Big Sam has forced the health, or, more appropriately, the sickness of the nation back into public debate with his outburst. Not that I'm optimistic it will have much influence on the millions upon whom an unhealthy lifestyle is either forced by circumstance or chosen deliberately. Previous campaigns along these lines have had little effect. Why should this?

Allardyce based his damning conclusions on the ever-diminishing number of youngsters passing through football academies. Every club has a school of excellence for embryo soccer stars, with the purpose of bringing them to first team level, thus avoiding the need to import foreign players, who cost millions in transfer fees, particularly in the Premiership.

He was adding his voice to that of former England international Sir Trevor Brooking, the Football Association's Development Officer, who claimed that not enough home-grown talent was passing through the academies. Allardyce blames parents for not encouraging their children to be more health and sport conscious, hinting that mums and dads who sink into a settee after a fast-food meal, light a fag and settle down to a night of telly, don't set much of an example for budding Beckhams.

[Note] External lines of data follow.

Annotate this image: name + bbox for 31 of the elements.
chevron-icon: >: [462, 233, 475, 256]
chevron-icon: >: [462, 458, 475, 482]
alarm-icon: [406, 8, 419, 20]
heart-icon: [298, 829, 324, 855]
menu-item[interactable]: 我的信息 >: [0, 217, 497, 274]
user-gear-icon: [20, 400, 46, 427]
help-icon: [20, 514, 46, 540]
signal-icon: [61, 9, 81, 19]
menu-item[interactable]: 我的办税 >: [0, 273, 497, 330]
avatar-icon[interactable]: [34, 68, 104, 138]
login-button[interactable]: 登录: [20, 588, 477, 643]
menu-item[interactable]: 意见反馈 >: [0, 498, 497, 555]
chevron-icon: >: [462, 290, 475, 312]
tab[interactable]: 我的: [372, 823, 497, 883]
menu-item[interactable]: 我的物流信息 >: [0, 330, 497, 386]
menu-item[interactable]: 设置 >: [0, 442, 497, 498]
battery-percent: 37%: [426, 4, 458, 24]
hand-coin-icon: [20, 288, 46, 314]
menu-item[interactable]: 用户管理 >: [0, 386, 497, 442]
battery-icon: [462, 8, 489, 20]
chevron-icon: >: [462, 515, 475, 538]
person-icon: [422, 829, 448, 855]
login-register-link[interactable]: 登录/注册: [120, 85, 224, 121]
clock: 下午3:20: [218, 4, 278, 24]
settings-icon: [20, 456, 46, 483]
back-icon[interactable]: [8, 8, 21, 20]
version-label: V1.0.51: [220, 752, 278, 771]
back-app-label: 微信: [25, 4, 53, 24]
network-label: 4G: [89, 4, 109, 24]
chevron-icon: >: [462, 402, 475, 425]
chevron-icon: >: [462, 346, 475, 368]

Many footballers currently dominating the world stage are from the poorest parts of the globe. Being good at sport, particularly football, is a route out of that poverty. In our developed and benefits-cushioned society, we don't have "deprived" areas. We have "depraved" ones where sport of the kind Big Sam and Sir Trevor were discussing doesn't figure highly on the agenda, if at all.

Anyway, with all its other problems, the government is unlikely to listen to a couple of "footie" personalities. Mr Blair should seek George Dubya's advice on health when he goes over for a chat on who next to invade. Sport is big in America, judging by the Olympics medals table. They don't do too well at soccer, but then neither do the English.